Nachdem ich von den Empfangsdamen in grüner OP-Kleidung mein Namensschildchen ausgehändigt bekommen und mich zu einem der Workshops angemeldet hatte, hetzte ich zum ersten Vortrag, den ich leider nicht von Anfang an mitverfolgen konnte, da ich geradewegs von einer Klausur kam. Der Vizepräsident der Bayerischen Landesärztekammer (man sieht, es waren hochkarätige Referenten eingeladen!) sprach davon, wie sich unsere Weiterbildung im Laufe der Zeit ändern werde; vom elektronischen Logbuch, in das während der Weiterbildung erworbene Kompetenzen eingetragen werden würden bis zu Übungen an Simulatoren, bevor der Chirurgie-Assistent seine erste echte Osteosynthese am Patienten mache.
Nach diesem Vortrag gab es eine Kaffeepause, in der kostenlos kulinarische Leckerbissen angeboten wurden. Ich nutzte die Gelegenheit, um mich ein bisschen auf der Messe umzusehen. Viele Kliniken hatten Stände aufgebaut, die Teilnehmer des Kongresses konnten zu jedem potentiellen Arbeitgeber gehen, sich kennenlernen, Fragen stellen; kurzum, erste Kontakte zur Arbeitswelt knüpfen.
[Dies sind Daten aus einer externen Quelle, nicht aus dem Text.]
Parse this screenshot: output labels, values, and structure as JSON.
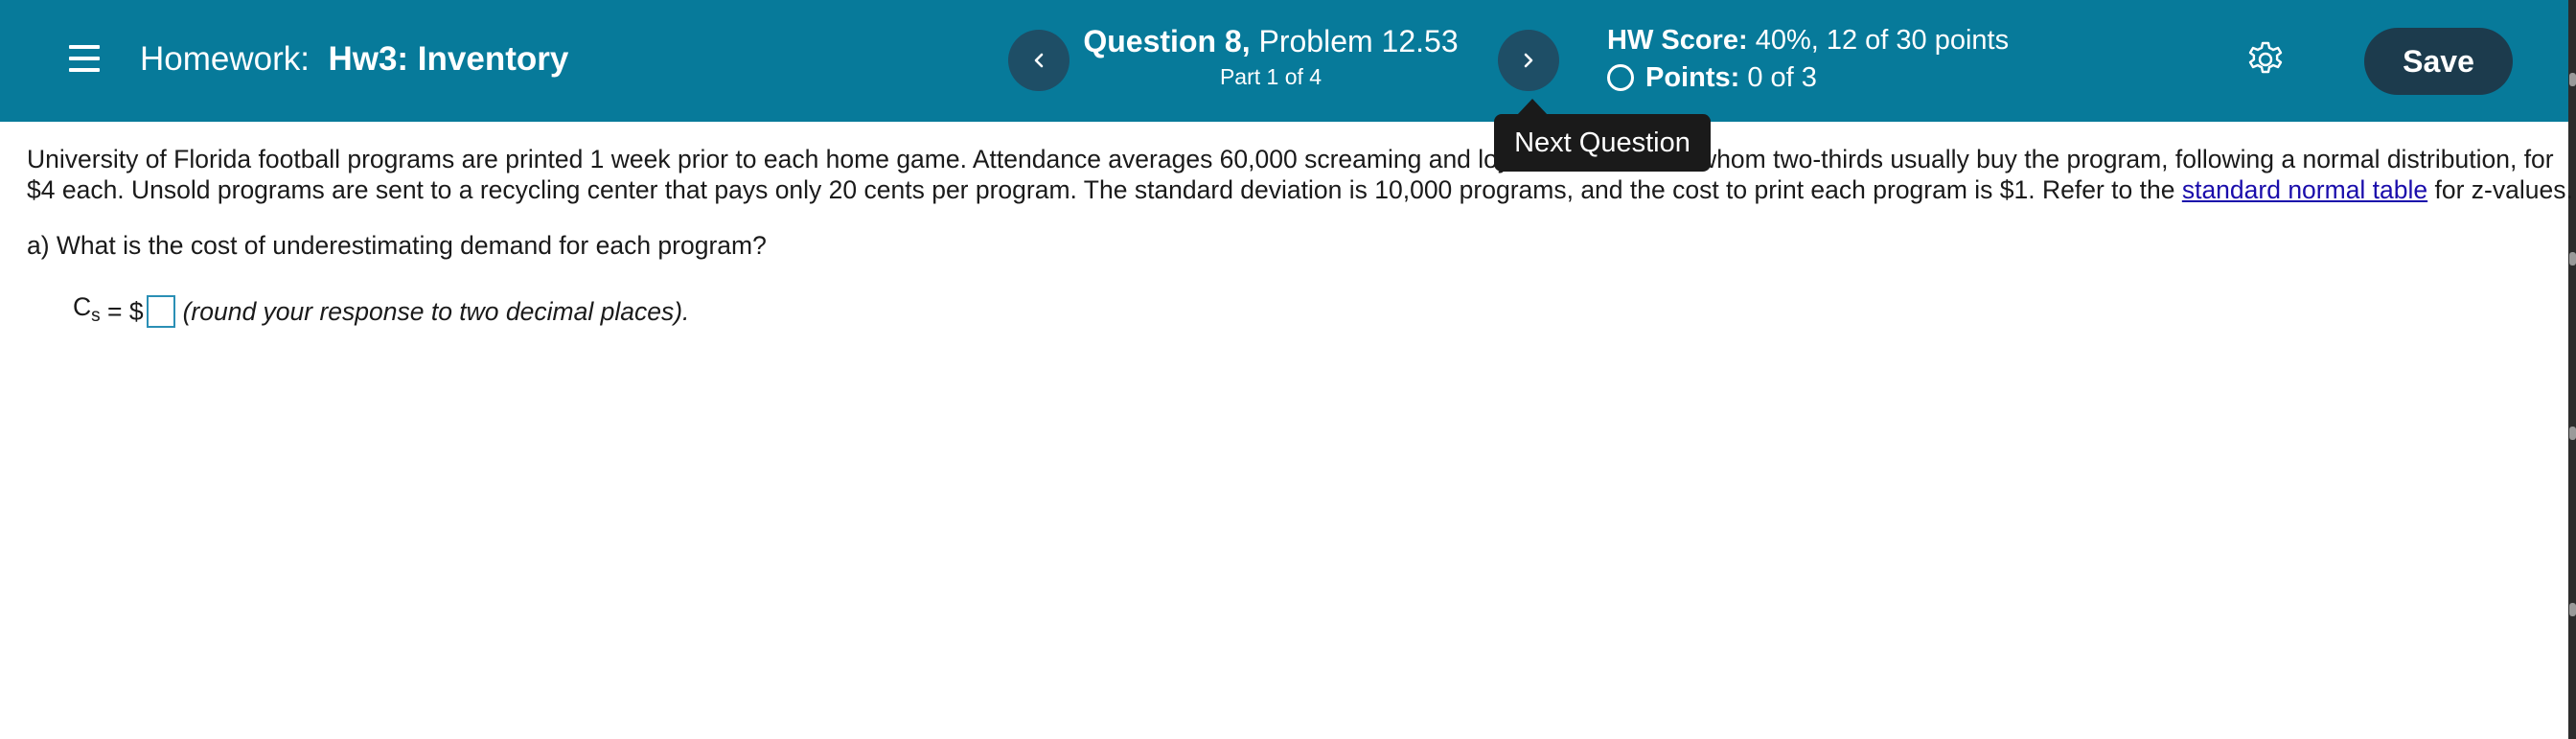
{
  "header": {
    "menu_icon": "hamburger-menu-icon",
    "homework_label": "Homework:",
    "homework_name": "Hw3: Inventory",
    "prev_icon": "chevron-left-icon",
    "next_icon": "chevron-right-icon",
    "question_label": "Question 8,",
    "problem_label": "Problem 12.53",
    "part_label": "Part 1 of 4",
    "hw_score_label": "HW Score:",
    "hw_score_value": "40%, 12 of 30 points",
    "points_label": "Points:",
    "points_value": "0 of 3",
    "settings_icon": "gear-icon",
    "save_label": "Save",
    "background_color": "#077a9a"
  },
  "tooltip": {
    "text": "Next Question"
  },
  "problem": {
    "line1": "University of Florida football programs are printed 1 week prior to each home game. Attendance averages 60,000 screaming and loyal Gator fans, of whom two-thirds usually buy the program, following a normal distribution, for",
    "line2_pre": "$4 each. Unsold programs are sent to a recycling center that pays only 20 cents per program. The standard deviation is 10,000 programs, and the cost to print each program is $1. Refer to the ",
    "link_text": "standard normal table",
    "line2_post": " for z-values."
  },
  "question_a": {
    "prompt": "a) What is the cost of underestimating demand for each program?",
    "var_main": "C",
    "var_sub": "s",
    "equals": " = $",
    "answer_value": "",
    "hint": "(round your response to two decimal places)."
  }
}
Es gab eine Jobbörse, auch professionelle Bewerbungsfotos konnte man anfertigen lassen.
Was bieten Kliniken speziell für junge Ärzte mit Kindern?
Auffallend war, dass vor allem Kliniken vom Land präsent waren, die wohl die Konkurrenz durch Kliniken in Großstädten spüren. Als einzige Fachrichtung war die Arbeitsmedizin mit gleich zwei Ausstellern vertreten. Sie wirbt mit geregelten Arbeitszeiten und einem Arbeitsalltag, der sich leicht mit Familie und Co. vereinen lässt. Da genau hier mein Steckenpferd liegt, habe ich auch bei ein paar Kliniken nachgefragt, wie sie ihre Arbeitnehmer dahingehend unterstützen. Ein paar haben eigene Kindergärten, eine Klinik (leider in Österreich) bietet sogar Betreuung der Kinder während der Nachtdienste an: Die Ärztin oder der Arzt kann seine Kinder mitnehmen, sie werden von einer Betreuerin zu Bett gebracht und schlafen dann im Krankenhaus, während Mama oder Papa Nachtdienst schieben. Meiner Meinung nach eine geniale Idee. Insgesamt war zu spüren, dass Krankenhäuser sich langsam Gedanken über ein besseres Arbeitsklima und die Vereinbarkeit von Beruf und Familie machen.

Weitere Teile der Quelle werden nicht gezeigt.